Davey Smith G, Ebrahim S. ‘Mendelian randomi- zation’: can genetic epidemiology contribute to un- derstanding environmental determinants of disease? Int J Epidemiol 2003;32:1–22.

This is simply not true in any useful sense. Supposed one is interested in whether X causes Y. Genes for X can easily be “genes for X” precisely because they cause Y, which then in turn causes X. What is most helpful here is the concept of “genetic correlation”: loosely, some of the “genes for X” also being “genes for Y.” Just as correlation does not imply causation, genetic correlation doesn’t imply causation. There is a danger that some scientists will be tempted (and fall for the temptation) to use the rhetoric of Mendelian Randomization to try to get causation from genetic correlation. Instead, one should think of getting an implication of causation from a genetic correlation as requiring additional arguments that are just as difficult as—and indeed are mostly analogous to—the arguments needed to get an implication of causation from any other type of correlation.

The Bottom Line

Despite all of the care that should be taken in interpreting the science, the results of “Sleep Duration and Myocardial Infarction” should certainly raise one’s Bayesian assessment to a substantial posterior that arranging your life so that you get nearer to 7 or 8 hours sleep will reduce your risk of a heart attack. For now, that is the bottom line you should take in terms of advice for your own life.

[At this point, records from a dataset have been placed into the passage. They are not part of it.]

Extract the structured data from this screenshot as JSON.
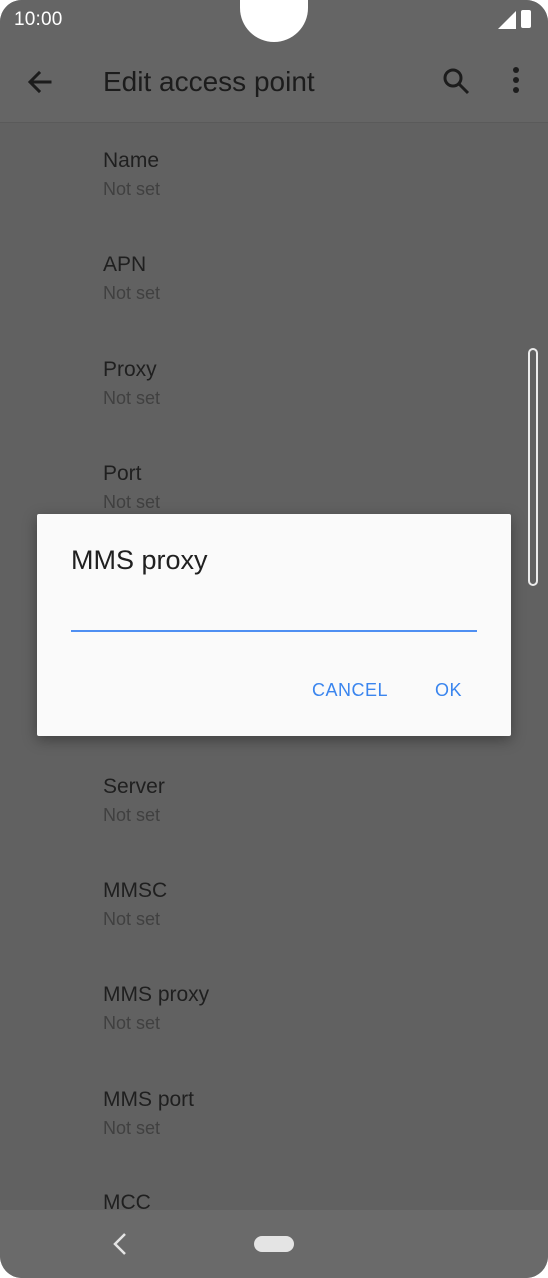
{
  "status": {
    "time": "10:00"
  },
  "appbar": {
    "title": "Edit access point"
  },
  "list": [
    {
      "label": "Name",
      "value": "Not set"
    },
    {
      "label": "APN",
      "value": "Not set"
    },
    {
      "label": "Proxy",
      "value": "Not set"
    },
    {
      "label": "Port",
      "value": "Not set"
    },
    {
      "label": "Server",
      "value": "Not set"
    },
    {
      "label": "MMSC",
      "value": "Not set"
    },
    {
      "label": "MMS proxy",
      "value": "Not set"
    },
    {
      "label": "MMS port",
      "value": "Not set"
    },
    {
      "label": "MCC",
      "value": ""
    }
  ],
  "dialog": {
    "title": "MMS proxy",
    "input_value": "",
    "cancel_label": "CANCEL",
    "ok_label": "OK"
  },
  "colors": {
    "accent": "#3a85ee",
    "scrim": "#616161"
  }
}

I should also mention that if more sleep does reduce heart attack risk, one important possibility channel is that lack of sleep leads people to eat worse by reducing their self-control. If so, then having a pattern of eating that doesn’t depend on so much self-control in order to eat well could help reduce the harm if one can’t find time to get enough sleep. (See “Live Your Life So You Don't Need Much Self-Control.”) And, of course, arranging your life so it doesn’t take so much self-control to get enough sleep can help if sleep reduces heart-attack risk through other channels.